We return after one of them is true, so it doesn’t matter.

if the printf is producing something you dont expect, its not the printf function thats faulty :c)

when your code is not doing what you think it should be, then something IS wrong in there - so if you printf out a variable and its not what you think should be there, then you have found at least one thing that is wrong in your code.
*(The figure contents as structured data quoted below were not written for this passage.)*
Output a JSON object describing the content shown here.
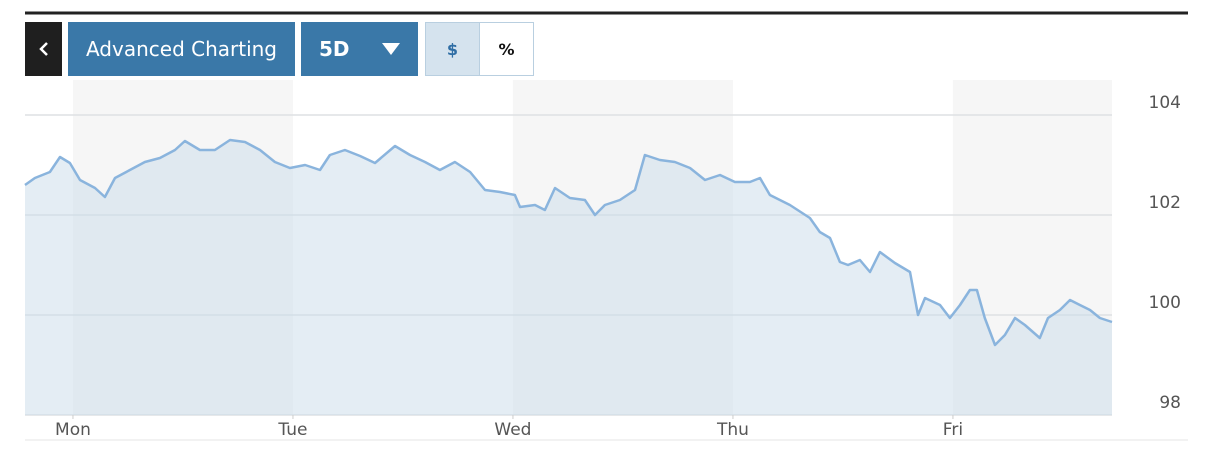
{
  "toolbar": {
    "charting": "Advanced Charting",
    "range": "5D",
    "dollar": "$",
    "percent": "%"
  },
  "chart_data": {
    "type": "line",
    "x": [
      -0.218,
      -0.173,
      -0.105,
      -0.059,
      -0.014,
      0.032,
      0.1,
      0.145,
      0.191,
      0.259,
      0.327,
      0.395,
      0.464,
      0.509,
      0.577,
      0.645,
      0.714,
      0.782,
      0.85,
      0.918,
      0.986,
      1.055,
      1.123,
      1.168,
      1.236,
      1.305,
      1.373,
      1.464,
      1.532,
      1.6,
      1.668,
      1.736,
      1.805,
      1.873,
      1.941,
      2.009,
      2.032,
      2.1,
      2.145,
      2.191,
      2.259,
      2.327,
      2.373,
      2.418,
      2.486,
      2.555,
      2.6,
      2.668,
      2.736,
      2.805,
      2.873,
      2.941,
      3.009,
      3.077,
      3.123,
      3.168,
      3.259,
      3.35,
      3.395,
      3.441,
      3.486,
      3.523,
      3.577,
      3.623,
      3.668,
      3.736,
      3.805,
      3.841,
      3.873,
      3.941,
      3.986,
      4.032,
      4.077,
      4.109,
      4.145,
      4.191,
      4.236,
      4.282,
      4.327,
      4.395,
      4.432,
      4.486,
      4.532,
      4.577,
      4.623,
      4.668,
      4.723
    ],
    "values": [
      102.6,
      102.74,
      102.86,
      103.16,
      103.04,
      102.7,
      102.54,
      102.36,
      102.74,
      102.9,
      103.06,
      103.14,
      103.3,
      103.48,
      103.3,
      103.3,
      103.5,
      103.46,
      103.3,
      103.06,
      102.94,
      103.0,
      102.9,
      103.2,
      103.3,
      103.18,
      103.04,
      103.38,
      103.2,
      103.06,
      102.9,
      103.06,
      102.86,
      102.5,
      102.46,
      102.4,
      102.16,
      102.2,
      102.1,
      102.54,
      102.34,
      102.3,
      102.0,
      102.2,
      102.3,
      102.5,
      103.2,
      103.1,
      103.06,
      102.94,
      102.7,
      102.8,
      102.66,
      102.66,
      102.74,
      102.4,
      102.2,
      101.94,
      101.66,
      101.54,
      101.06,
      101.0,
      101.1,
      100.86,
      101.26,
      101.04,
      100.86,
      100.0,
      100.34,
      100.2,
      99.94,
      100.2,
      100.5,
      100.5,
      99.94,
      99.4,
      99.6,
      99.94,
      99.8,
      99.54,
      99.94,
      100.1,
      100.3,
      100.2,
      100.1,
      99.94,
      99.86
    ],
    "color": "#8ab4dd",
    "xlim": [
      -0.218,
      4.723
    ],
    "xticks": [
      {
        "value": 0,
        "label": "Mon"
      },
      {
        "value": 1,
        "label": "Tue"
      },
      {
        "value": 2,
        "label": "Wed"
      },
      {
        "value": 3,
        "label": "Thu"
      },
      {
        "value": 4,
        "label": "Fri"
      }
    ],
    "ylim": [
      98,
      104.6
    ],
    "yticks": [
      98,
      100,
      102,
      104
    ],
    "grid": true
  }
}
I know, I just can’t quite figure it out. :slight_smile: I’ll have to play with it some, oh, wait, as I was sitting here I just got an idea. It might not be doing the conversion from a unsigned char to an int correctly. Maybe an explicit cast will help… :):slight_smile:

As I said in a previous edited post, we have used dashboard on it and it appeared to work then, but I’m not sure about the version I was using. Thanks for your help.

That is exactly the problem and the solution.

Yes! :):):):slight_smile:

PS Excessive celebration, 5 yard penalty.

Any more suggestions appreciated. Thanks


     	if(currentPWM >= goalPWM + sensitivity)
     		return currentPWM - sensitivity;
     	if(currentPWM <= goalPWM - sensitivity)
     		return currentPWM + sensitivity;

Since everything is an unsigned char, then this code is a problem.
If goalPWM is 254 and sensitivity is 10 and CurrentPWM is 127, the result of (goalPWM + sensitivity) is 8 and so CurrentPWM is greater then 8 and you return 117 not 137 like you hope.

Yep, that will be the problem I’m sure. I’ll just add a few extra tests for the extreme cases. (wanting to be at 0 and 254)

And the funny thing is, I had already paritially taken looping around into acount in the code.